Run the open-source inference router
Spin up auxot-router — single Go binary, OpenAI- and Anthropic-shaped APIs — attach auxot-worker for GPU or CLI inference, and curl your first completion without Postgres or agent accounts.
Plus: three moves — Admin-Agent tradeoff brief when you already run Auxot Server, a smoke-test curl that proves routing, and where to look when auto model picks nothing.
| Audience | Developers · Admins |
|---|---|
| Time | ~15 min |
| Prerequisites | Docker **or** permission to run downloaded binaries on macOS/Linux. For GPU inference: a machine with a supported GPU (NVIDIA, AMD, or Apple Silicon) per [GPU Workers](/docs/oss/gpu-workers). This path is **not** the same npm installer as [Connect a GPU worker](/tutorials/connect-a-gpu-worker) — that tutorial wires `@auxot/worker-cli` into **commercial** Auxot Server; here you run **`auxot-router`** + **`auxot-worker`** from the OSS releases. |
| You'll end up with | Router listening on a port you chose, at least one worker connected, and a successful `POST /api/openai/chat/completions` — plus a clear sense of when to graduate from OSS-only routing to full Auxot Server ([What is Auxot?](/docs/getting-started/overview)). |
When a tutorial shows italic text in quotation marks, it usually mirrors a label or helper string inside Auxot. Product copy changes between releases — if something reads differently in your workspace, trust what you see on screen.

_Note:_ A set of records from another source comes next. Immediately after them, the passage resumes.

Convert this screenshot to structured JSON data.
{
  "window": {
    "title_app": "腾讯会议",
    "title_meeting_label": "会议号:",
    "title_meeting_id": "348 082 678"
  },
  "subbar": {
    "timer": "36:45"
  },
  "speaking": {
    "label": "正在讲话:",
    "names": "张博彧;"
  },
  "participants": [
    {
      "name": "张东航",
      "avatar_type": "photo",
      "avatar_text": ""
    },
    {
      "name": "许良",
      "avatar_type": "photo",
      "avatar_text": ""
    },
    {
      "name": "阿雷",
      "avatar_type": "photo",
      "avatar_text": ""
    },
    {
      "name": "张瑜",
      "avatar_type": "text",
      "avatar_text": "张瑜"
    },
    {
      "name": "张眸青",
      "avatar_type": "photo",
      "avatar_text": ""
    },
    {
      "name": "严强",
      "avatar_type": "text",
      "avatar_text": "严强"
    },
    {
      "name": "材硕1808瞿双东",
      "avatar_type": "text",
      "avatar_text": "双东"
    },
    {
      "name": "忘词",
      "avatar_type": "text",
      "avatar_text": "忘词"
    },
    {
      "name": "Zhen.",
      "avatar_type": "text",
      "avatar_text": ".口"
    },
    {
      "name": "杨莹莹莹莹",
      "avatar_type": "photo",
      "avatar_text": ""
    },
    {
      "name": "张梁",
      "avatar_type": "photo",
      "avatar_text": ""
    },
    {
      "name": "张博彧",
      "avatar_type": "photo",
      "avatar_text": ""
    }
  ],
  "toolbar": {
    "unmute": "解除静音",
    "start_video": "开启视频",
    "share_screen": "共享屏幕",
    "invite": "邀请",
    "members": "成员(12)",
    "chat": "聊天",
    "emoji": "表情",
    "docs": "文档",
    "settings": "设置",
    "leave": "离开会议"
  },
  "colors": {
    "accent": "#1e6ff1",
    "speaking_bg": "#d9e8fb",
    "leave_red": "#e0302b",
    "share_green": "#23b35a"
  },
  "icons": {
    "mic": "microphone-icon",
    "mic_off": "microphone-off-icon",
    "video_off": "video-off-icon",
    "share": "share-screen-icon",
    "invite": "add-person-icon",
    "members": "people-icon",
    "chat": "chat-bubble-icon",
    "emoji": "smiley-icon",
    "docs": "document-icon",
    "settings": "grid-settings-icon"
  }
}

Callouts with a Worth knowing gold accent are meant as must-read context before you move on. Blockquotes that open with Tip are lighter, optional depth.
Why this matters
Auxot ships two related ideas:
- Auxot Server (commercial): Postgres-backed accounts, agents, skills, audit trails, the product most tutorials on this site assume.
- Open-source router (
auxot-router): one static Go binary, optional Redis, no database, no agent framework. It speaks OpenAI and Anthropic HTTP APIs and forwards work to GPU, CLI, or tools workers over WebSockets (Open Source Router).
If you only need “route HTTP inference to silicon we control” (CI sandboxes, edge sites, air-gapped labs, or a sharp prototype before you commit to full governance), the OSS stack is intentionally smaller. You trade agents/context files/RBAC for minutes-to-first-token and Apache 2.0 source you can read end-to-end (github.com/auxothq/auxot).
Most tutorials here assume Auxot Server: Say hello to the Admin Agent onward. This lesson is the escape hatch when Server is more product than you need today.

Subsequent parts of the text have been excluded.